Pasal 10
BAB 2 — PENYERAHAN PENGURUSAN PIUTANG NEGARA
Dokumen sebagaimana dimaksud dalam Pasal 8 ayat (2) huruf b sebagai berikut: a. perjanjian kredit, akta pengakuan hutang, perjanjian, perubahan perjanjian, kontrak, surat perintah kerja, keputusan yang diterbitkan pejabat yang berwenang, peraturan, putusan pengadilan yang telah berkekuatan hukum tetap dan/atau dokumen lain yang membuktikan adanya piutang; b. rekening koran, mutasi piutang, faktur, rekening, bukti tagihan, dan/atau dokumen lain yang dapat membuktikan besarnya piutang; c. dokumen yang terkait dengan Barang Jaminan dan pembebanannya; d. surat menyurat antara Satuan Kerja Penyerah Piutang dan Penanggung Hutang dan/atau Penjamin Hutang yang berkaitan dengan upaya-upaya yang telah dilaksanakan dalam rangka penyelesaian hutang; e. Foto copy surat penagihan dan peringatan tertulis (somasi) kepada penanggung hutang; f.

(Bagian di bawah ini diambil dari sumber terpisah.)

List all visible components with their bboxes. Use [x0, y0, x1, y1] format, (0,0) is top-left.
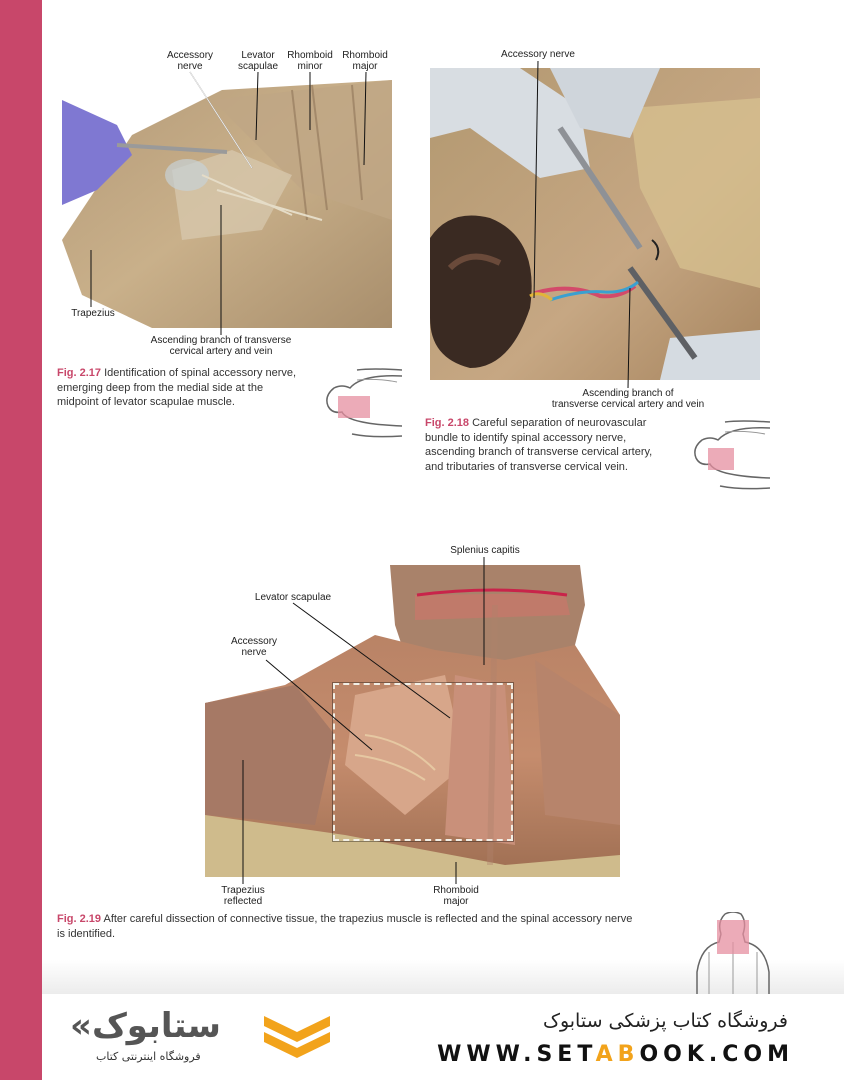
fig-2-18-body-diagram [670, 418, 770, 494]
fig-2-17-caption-number: Fig. 2.17 [57, 367, 102, 379]
fig-2-19-label-levator-scapulae: Levator scapulae [254, 592, 332, 603]
side-accent-bar [0, 0, 42, 1080]
store-logo-text: «ستابوک [70, 1006, 221, 1046]
footer-banner [0, 994, 844, 1080]
fig-2-17-caption [57, 366, 297, 410]
store-name: فروشگاه کتاب پزشکی ستابوک [542, 1010, 788, 1032]
fig-2-17-label-levator-scapulae: Levator scapulae [237, 50, 279, 72]
fig-2-17-label-trapezius: Trapezius [71, 308, 115, 319]
fig-2-18-caption-text: Careful separation of neurovascular bundle to identify spinal accessory nerve, ascending branch of transverse cervical artery, and tributaries of transverse cervical vein. [425, 417, 653, 473]
fig-2-19-label-trapezius-reflected: Trapezius reflected [221, 885, 265, 907]
fig-2-19-caption-number: Fig. 2.19 [57, 913, 102, 925]
fig-2-18-label-ascending-branch: Ascending branch of transverse cervical artery and vein [551, 388, 705, 410]
store-url-part-2: A [595, 1042, 618, 1067]
fig-2-18-caption [425, 416, 667, 474]
fig-2-17-label-rhomboid-major: Rhomboid major [342, 50, 388, 72]
fig-2-19-body-diagram [695, 912, 771, 994]
store-url-part-4: OOK.COM [639, 1042, 794, 1067]
fig-2-19-caption [57, 912, 637, 941]
footer-accent-bar [0, 994, 42, 1080]
store-url-part-1: WWW.SET [437, 1042, 596, 1067]
fig-2-18-photo [430, 68, 760, 380]
fig-2-17-label-ascending-branch: Ascending branch of transverse cervical artery and vein [150, 335, 292, 357]
fig-2-18-caption-number: Fig. 2.18 [425, 417, 470, 429]
fig-2-17-body-diagram [302, 366, 402, 442]
fig-2-17-photo [62, 80, 392, 328]
fig-2-17-label-rhomboid-minor: Rhomboid minor [287, 50, 333, 72]
store-url-part-3: B [617, 1042, 640, 1067]
fig-2-17-caption-text: Identification of spinal accessory nerve, emerging deep from the medial side at the midpoint of levator scapulae muscle. [57, 367, 297, 408]
fig-2-18-label-accessory-nerve: Accessory nerve [501, 49, 575, 60]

Akta Pendirian Perusahaan, berikut susunan direksinya; g. Surat Keputusan Penunjukan selaku Pemegang Hak Konsesi Hak Pengusahaan Hutan/Hak Pemanfaatan Hasil Hutan, Izin Pemanfaatan Kayu dan izin lainnya; h. Bukti rincian tunggakan; i. Surat Keputusan Kepala Satuan kerja tentang terjadinya kerugian negara; dan j. Data/dokumen lainnya yang dianggap perlu oleh Satuan Kerja Penyerah Piutang.